Зачастую возражают, что личная духовность, оторванная от религиозного института, может приобрести слишком идиосинкразические, эгоистичные и даже опасные формы, не считающиеся с интересами общества. Однако и институциональная религия – палка о двух концах. Ее положительная роль состоит в том, что она удовлетворяет внутренне присущее человеку стремление к единству с чем-то бо́льшим, с трансцендентным уровнем реальности. Любая религия дает ответы на глубинные вопросы, связанные со смыслом жизни, ее конечностью, нравственностью. Однако многие отворачиваются от институциональной религии, потому что она способствует распрям, ввязывается в политику, пропагандирует нетерпимость, оправдывает насилие и не занимается вопросами духовности. Сексуальные и финансовые скандалы, то и дело возникающие в среде духовенства, едва ли способствуют тому, чтобы скептики поверили в способность религии изменять поведение людей к лучшему. Религии вполне справедливо критикуются за то, что они способствуют развязыванию войн, исключению целых слоев людей из жизни общества, а также нередко поддерживают гомофобию, расизм и идею о неполноценности представительниц женского пола. Парадоксальным образом религии, призванные освобождать людей от экзистенциальных трудностей, зачастую сами их и создают. Те люди, которые воспринимают религию подобным образом, чувствуют, что им негде удовлетворить свою духовную потребность. Для них это становится началом собственного личного пути.
Если мы признаем присутствие духовной реальности, играющей не последнюю роль в нашей жизни, то ни одну из наших проблем мы уже не будем считать исключительно психологической или исключительно духовной; любая трудная жизненная ситуация предстанет одновременно и с той, и с другой стороны. Отчужденность, изоляция, хронические боли, ощущение пустоты жизни, неспособность ладить с другими или реализовать свой потенциал – все это проблемы и психологические, и духовные. Наша духовность проявляется в нашем отношении к этим экзистенциальным трудностям и страданиям. Терапевт зачастую сталкивается с крайностями: например, к нему приходит человек, который страдает от тяжелой депрессии, поскольку считает, что Бог наказал его за какое-то давнее прегрешение.
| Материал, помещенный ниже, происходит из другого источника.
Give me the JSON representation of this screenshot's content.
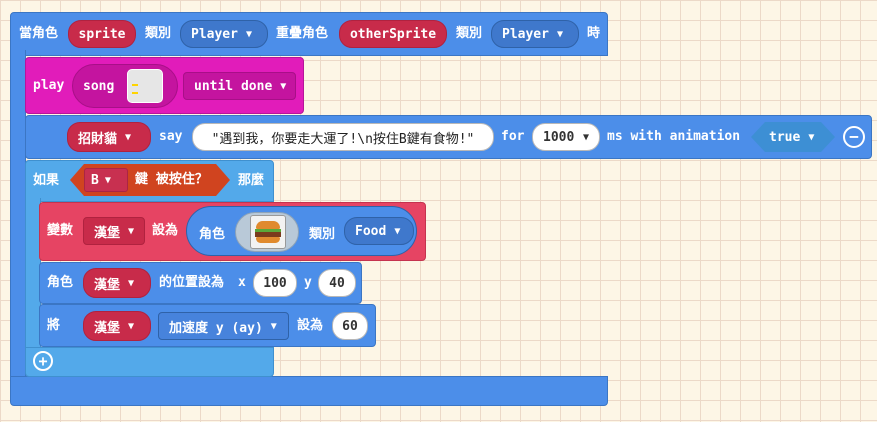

Во второй главе я еще коснусь вопроса о психодинамическом происхождении этого образа Бога-карателя. Обычно это связано с выстраиванием отношений на ранних стадиях развития; понимание этих вопросов весьма полезно для терапевтического процесса. У такого индивида психологическое и духовное измерения тесно переплетаются в его взгляде на проблему.
Когда просишь человека сформулировать свои духовные убеждения, то в ответ приходится слышать отрывки из традиционных вероучений и догматов, почерпнутых либо у родителей, либо на уроках в воскресной школе, либо из священных текстов. Такие убеждения обычно чисто рациональны и лишены эмоциональной составляющей. Но сакральное не может быть познано с помощью понятийного мышления – это аксиома. Наша реальная духовность во многом основана на тонком ощущении тела, неописуемом чувстве присутствия, содержание которого необъяснимо. Зачастую мы просто не в состоянии сформулировать или даже осознать нашу истинную духовность, нашу связь с трансцендентным уровнем, лежащим за пределами мысли.